New docs: US knew Brits would destroy NSA data
American officials knew ahead of time that the British government would oversee the destruction of journalists’ hard drives containing documents leaked by Edward Snowden, according to a new report.
Documents obtained by The Associated Press under the Freedom of Information Act showed that the Obama administration knew in July 2013 that documents held by The Guardian newspaper would be destroyed, a month after the outlet published stories based on the leaks.
{mosads}“Good news, at least on this front,” Richard Ledgett, now the No. 2 at the National Security Agency (NSA), said in an email to then-NSA chief Gen. Keith Alexander and others last July, according to the AP. The title of the email was “Guardian data being destroyed.”
The following day, officials from the Government Communications Headquarters (GCHQ), the British equivalent of the NSA, watched a Guardian editor and computer expert “pulverize” hard drives and memory chips storing Snowden documents.
The newspaper claimed that it had been threatened with legal action over the documents and chose to destroy the data rather than hand it over to the government.
At the time, the White House refused to comment on whether it knew about the reported destruction, but seemed to condemn the notion.
Josh Earnest, now the White House press secretary, told reporters at the time that he only knew of the action through news reports but said it would be “very difficult to imagine a scenario in which that would be appropriate.”
Much of the content of the NSA emails was censored before they were handed over to the AP, making it unclear whether the U.S. had any role in the GCHQ’s action.
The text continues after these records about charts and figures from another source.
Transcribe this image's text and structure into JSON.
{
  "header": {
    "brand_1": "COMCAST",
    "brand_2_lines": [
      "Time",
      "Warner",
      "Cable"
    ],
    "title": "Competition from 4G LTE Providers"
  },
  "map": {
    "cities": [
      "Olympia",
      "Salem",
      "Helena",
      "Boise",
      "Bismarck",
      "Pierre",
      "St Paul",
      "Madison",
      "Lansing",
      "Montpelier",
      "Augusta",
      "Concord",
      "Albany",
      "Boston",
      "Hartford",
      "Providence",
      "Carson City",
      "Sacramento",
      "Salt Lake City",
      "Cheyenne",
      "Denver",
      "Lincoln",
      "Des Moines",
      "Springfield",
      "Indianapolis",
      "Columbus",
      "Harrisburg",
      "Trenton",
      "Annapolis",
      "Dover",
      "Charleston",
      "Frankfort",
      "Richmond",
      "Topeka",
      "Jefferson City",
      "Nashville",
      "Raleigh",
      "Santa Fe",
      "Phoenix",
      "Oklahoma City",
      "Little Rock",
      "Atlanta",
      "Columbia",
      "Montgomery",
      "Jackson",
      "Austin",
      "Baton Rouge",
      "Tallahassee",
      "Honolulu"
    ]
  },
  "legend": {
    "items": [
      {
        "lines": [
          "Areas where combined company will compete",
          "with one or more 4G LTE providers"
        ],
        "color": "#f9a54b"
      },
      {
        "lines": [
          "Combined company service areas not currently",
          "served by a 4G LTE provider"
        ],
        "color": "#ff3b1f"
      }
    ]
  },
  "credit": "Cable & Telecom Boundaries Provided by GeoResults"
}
Unlike in the U.S., British news outlets do not enjoy legal protections of freedom of the press stemming from the First Amendment.
Glenn Greenwald, the former Guardian reporter who, along with others, won a Pulitzer Prize for his reporting on the Snowden documents, said that it was “hardly surprising” that the Obama administration knew.
“It’s virtually inconceivable that notoriously subservient London officials would ever take any meaningful action without the advance knowledge and permission of their Washington overseers,” he wrote on Friday.
White House representatives reached by The Hill did not immediately offer a comment on the report.